名良橋 確かに。日本はギア全開でないと勝てないと思い必死だった。余力がなかったかもしれないですね。
――クロアチアに敗れ、グループステージ敗退が決まったなかで迎えるジャマイカとの第3戦に向けて、チームの雰囲気は?
井原 消化試合とはいえ、ワールドカップの初勝利を飾れば、日本サッカーの歴史に残るから勝って帰ろうという雰囲気でしたね。ワールドカップの1試合には変わりないから、2002年大会につながる勝ち方をしようという想いでした。
名良橋 そうですね。アルゼンチン戦やクロアチア戦に比べれば、僕はジャマイカには名前負けしていると思わなかったし、何か後世に残したい想いが強かったです。
――名良橋さんはポスト直撃の惜しいシュートを打ちましたね。
名良橋 はい。守備は井原さんや秋田(豊)さんに任せて、前半から攻撃的に行こうと。まあ、ポストに当ててしまうのは、僕らしいかもしれない(苦笑)。

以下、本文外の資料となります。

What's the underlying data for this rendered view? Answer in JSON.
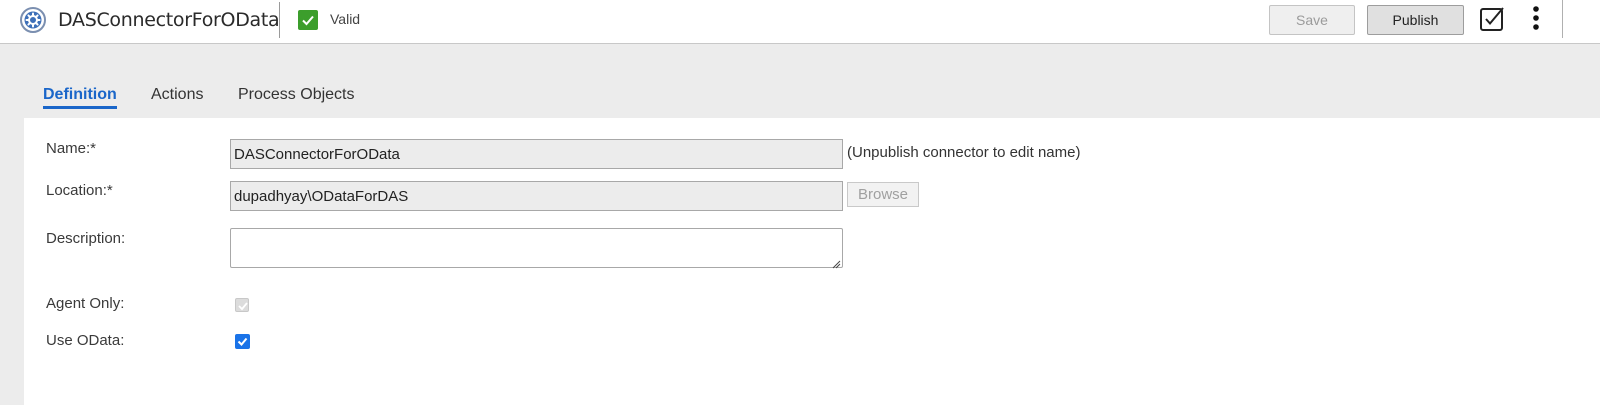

井原 ジャマイカには絶対勝利と誓った分、果敢に攻めたね。でも相手の反撃もあり、かなりオープンな展開だった。決定力が勝負のポイントになった試合で、守備陣としては簡単に失点したのは反省だな。
名良橋 最終ラインからすれば、「いい加減、決めろよ」と攻撃陣に思っていましたか?
井原 まあね……、でも、それは言っても仕方がないというか、チームとして攻撃しているから。もちろんフォワードが決めれば、ナラのシュートがポストに当たらなければ、という想いはあったけど、それもチーム力。誰かのせいではなくて、みんなで力を合わせて1点を取らないといけない。とにもかくにも、無得点で日本に帰るのだけは避けたかった。
名良橋 そうですよね。僕も無得点は一大事になると思っていました。
井原 だから中山が点を取ってくれたのは、少しホッとした。
名良橋 ドーハの悲劇を一緒に経験したゴンさんがワールドカップ初ゴールを決めたのは、井原さんとしては嬉しかったですか?
井原 もちろん。歴史に残るゴールが中山だったのは嬉しかった。ただ、0-2の状況で返した1点だから、喜んでいる場合でもなかった。
名良橋 ところで、ゴンさんの得点をヘディングでアシストしたロペさん(呂比須ワグナー)は、パスを狙ったわけではなく、シュートミスがたまたまアシストになっただけだと思いませんか?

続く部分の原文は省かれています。